Jordan Spieth goes from 3-under to 1-over in four holes
But despite carding a 72 — 1 over and 6 shots off current leader Kevin Kisner — he is adamant he can still defend his title if he improves his execution.
It looked like such a promising round for Spieth, who was 3 under par as he teed off on the 15th, but he hit his opening effort into the fescue and then plugged his next shot in the most troublesome pot bunker on the hole. He went on to double-bogey the 15th and bogeyed two of the final three holes, having found the Barry Burn on the 18th.
Talking about his aberration on the 15th, he put it down to a "brain fart," saying his second shot was a "really, really poor decision." And as he assessed his round afterward, he said it felt like a "missed opportunity," as it brought an end to his streak of five straight rounds in the 60s at The Open, and his first over-par first round at this competition.

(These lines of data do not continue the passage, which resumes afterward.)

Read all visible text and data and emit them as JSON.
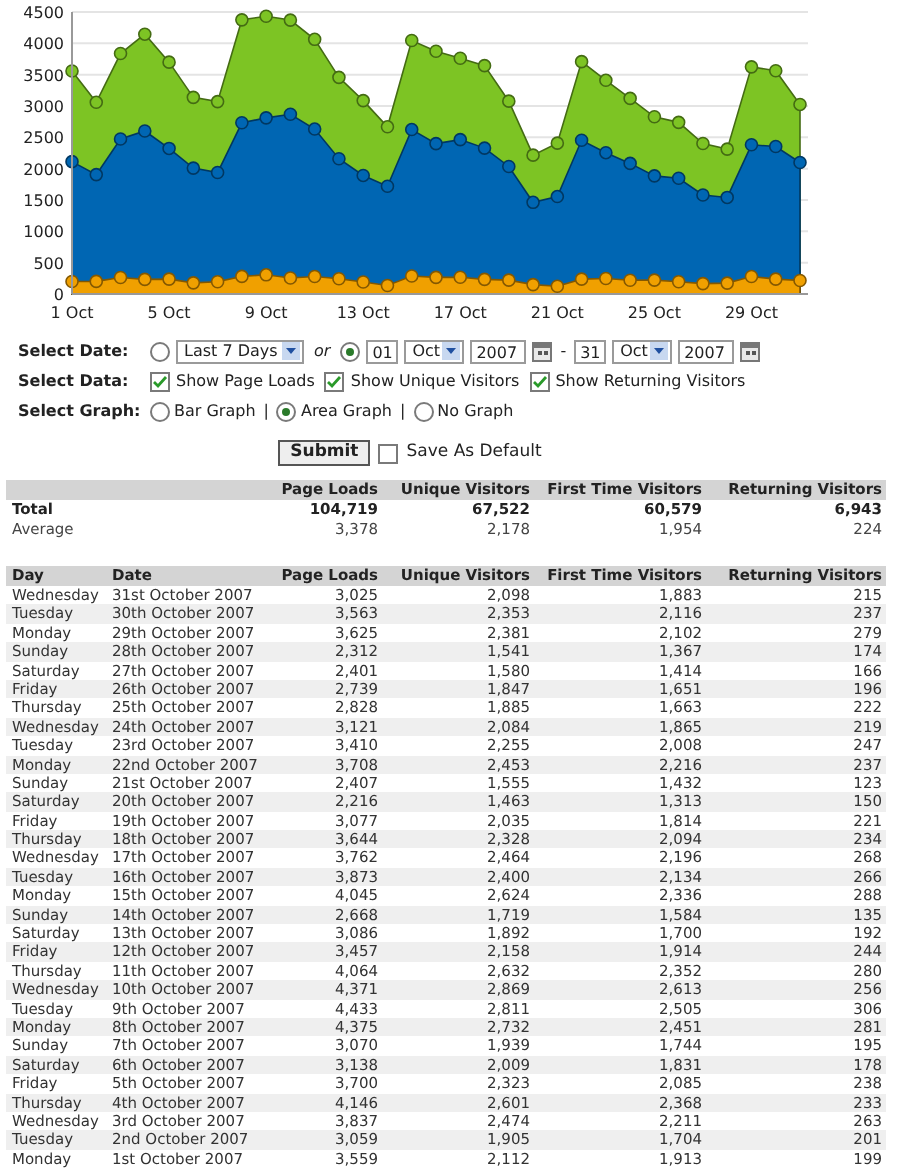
{
  "chart": {
    "chart_data": {
      "type": "area",
      "categories": [
        "1 Oct",
        null,
        null,
        null,
        "5 Oct",
        null,
        null,
        null,
        "9 Oct",
        null,
        null,
        null,
        "13 Oct",
        null,
        null,
        null,
        "17 Oct",
        null,
        null,
        null,
        "21 Oct",
        null,
        null,
        null,
        "25 Oct",
        null,
        null,
        null,
        "29 Oct",
        null,
        null
      ],
      "yticks": [
        0,
        500,
        1000,
        1500,
        2000,
        2500,
        3000,
        3500,
        4000,
        4500
      ],
      "ylim": [
        0,
        4500
      ],
      "stacked": false,
      "grid": true,
      "series": [
        {
          "color": "#7dc424",
          "values": [
            3559,
            3059,
            3837,
            4146,
            3700,
            3138,
            3070,
            4375,
            4433,
            4371,
            4064,
            3457,
            3086,
            2668,
            4045,
            3873,
            3762,
            3644,
            3077,
            2216,
            2407,
            3708,
            3410,
            3121,
            2828,
            2739,
            2401,
            2312,
            3625,
            3563,
            3025
          ]
        },
        {
          "color": "#0066b3",
          "values": [
            2112,
            1905,
            2474,
            2601,
            2323,
            2009,
            1939,
            2732,
            2811,
            2869,
            2632,
            2158,
            1892,
            1719,
            2624,
            2400,
            2464,
            2328,
            2035,
            1463,
            1555,
            2453,
            2255,
            2084,
            1885,
            1847,
            1580,
            1541,
            2381,
            2353,
            2098
          ]
        },
        {
          "color": "#f0a000",
          "values": [
            199,
            201,
            263,
            233,
            238,
            178,
            195,
            281,
            306,
            256,
            280,
            244,
            192,
            135,
            288,
            266,
            268,
            234,
            221,
            150,
            123,
            237,
            247,
            219,
            222,
            196,
            166,
            174,
            279,
            237,
            215
          ]
        }
      ]
    }
  },
  "filters": {
    "date": {
      "label": "Select Date:",
      "preset": {
        "selected": false,
        "value": "Last 7 Days"
      },
      "connector": "or",
      "range": {
        "selected": true,
        "from_day": "01",
        "from_month": "Oct",
        "from_year": "2007",
        "separator": "-",
        "to_day": "31",
        "to_month": "Oct",
        "to_year": "2007"
      }
    },
    "data": {
      "label": "Select Data:",
      "options": [
        {
          "label": "Show Page Loads",
          "checked": true
        },
        {
          "label": "Show Unique Visitors",
          "checked": true
        },
        {
          "label": "Show Returning Visitors",
          "checked": true
        }
      ]
    },
    "graph": {
      "label": "Select Graph:",
      "options": [
        {
          "label": "Bar Graph",
          "selected": false,
          "separator": "|"
        },
        {
          "label": "Area Graph",
          "selected": true,
          "separator": "|"
        },
        {
          "label": "No Graph",
          "selected": false
        }
      ]
    }
  },
  "submit": "Submit",
  "save_default": {
    "label": "Save As Default",
    "checked": false
  },
  "summary": {
    "columns": [
      "Page Loads",
      "Unique Visitors",
      "First Time Visitors",
      "Returning Visitors"
    ],
    "rows": [
      {
        "kind": "total",
        "label": "Total",
        "values": [
          "104,719",
          "67,522",
          "60,579",
          "6,943"
        ]
      },
      {
        "kind": "average",
        "label": "Average",
        "values": [
          "3,378",
          "2,178",
          "1,954",
          "224"
        ]
      }
    ]
  },
  "daily": {
    "columns": [
      "Day",
      "Date",
      "Page Loads",
      "Unique Visitors",
      "First Time Visitors",
      "Returning Visitors"
    ],
    "rows": [
      [
        "Wednesday",
        "31st October 2007",
        "3,025",
        "2,098",
        "1,883",
        "215"
      ],
      [
        "Tuesday",
        "30th October 2007",
        "3,563",
        "2,353",
        "2,116",
        "237"
      ],
      [
        "Monday",
        "29th October 2007",
        "3,625",
        "2,381",
        "2,102",
        "279"
      ],
      [
        "Sunday",
        "28th October 2007",
        "2,312",
        "1,541",
        "1,367",
        "174"
      ],
      [
        "Saturday",
        "27th October 2007",
        "2,401",
        "1,580",
        "1,414",
        "166"
      ],
      [
        "Friday",
        "26th October 2007",
        "2,739",
        "1,847",
        "1,651",
        "196"
      ],
      [
        "Thursday",
        "25th October 2007",
        "2,828",
        "1,885",
        "1,663",
        "222"
      ],
      [
        "Wednesday",
        "24th October 2007",
        "3,121",
        "2,084",
        "1,865",
        "219"
      ],
      [
        "Tuesday",
        "23rd October 2007",
        "3,410",
        "2,255",
        "2,008",
        "247"
      ],
      [
        "Monday",
        "22nd October 2007",
        "3,708",
        "2,453",
        "2,216",
        "237"
      ],
      [
        "Sunday",
        "21st October 2007",
        "2,407",
        "1,555",
        "1,432",
        "123"
      ],
      [
        "Saturday",
        "20th October 2007",
        "2,216",
        "1,463",
        "1,313",
        "150"
      ],
      [
        "Friday",
        "19th October 2007",
        "3,077",
        "2,035",
        "1,814",
        "221"
      ],
      [
        "Thursday",
        "18th October 2007",
        "3,644",
        "2,328",
        "2,094",
        "234"
      ],
      [
        "Wednesday",
        "17th October 2007",
        "3,762",
        "2,464",
        "2,196",
        "268"
      ],
      [
        "Tuesday",
        "16th October 2007",
        "3,873",
        "2,400",
        "2,134",
        "266"
      ],
      [
        "Monday",
        "15th October 2007",
        "4,045",
        "2,624",
        "2,336",
        "288"
      ],
      [
        "Sunday",
        "14th October 2007",
        "2,668",
        "1,719",
        "1,584",
        "135"
      ],
      [
        "Saturday",
        "13th October 2007",
        "3,086",
        "1,892",
        "1,700",
        "192"
      ],
      [
        "Friday",
        "12th October 2007",
        "3,457",
        "2,158",
        "1,914",
        "244"
      ],
      [
        "Thursday",
        "11th October 2007",
        "4,064",
        "2,632",
        "2,352",
        "280"
      ],
      [
        "Wednesday",
        "10th October 2007",
        "4,371",
        "2,869",
        "2,613",
        "256"
      ],
      [
        "Tuesday",
        "9th October 2007",
        "4,433",
        "2,811",
        "2,505",
        "306"
      ],
      [
        "Monday",
        "8th October 2007",
        "4,375",
        "2,732",
        "2,451",
        "281"
      ],
      [
        "Sunday",
        "7th October 2007",
        "3,070",
        "1,939",
        "1,744",
        "195"
      ],
      [
        "Saturday",
        "6th October 2007",
        "3,138",
        "2,009",
        "1,831",
        "178"
      ],
      [
        "Friday",
        "5th October 2007",
        "3,700",
        "2,323",
        "2,085",
        "238"
      ],
      [
        "Thursday",
        "4th October 2007",
        "4,146",
        "2,601",
        "2,368",
        "233"
      ],
      [
        "Wednesday",
        "3rd October 2007",
        "3,837",
        "2,474",
        "2,211",
        "263"
      ],
      [
        "Tuesday",
        "2nd October 2007",
        "3,059",
        "1,905",
        "1,704",
        "201"
      ],
      [
        "Monday",
        "1st October 2007",
        "3,559",
        "2,112",
        "1,913",
        "199"
      ]
    ]
  }
}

"I felt like I was really going well," Spieth said. "I had a nice par save after driving it in the bunker at 6. Other than that, it was very stress-free. I was putting the ball where I needed to, having maybe no more than four feet for par on every hole. It was just a clean round of golf. I've done a bit of that this year, just the decision making that's cost me.
"But the misses toward the end were the exact misses that I've been having and I'm working away from. My swing just didn't quite hold up to the end of my round. Those long irons really hurt me today."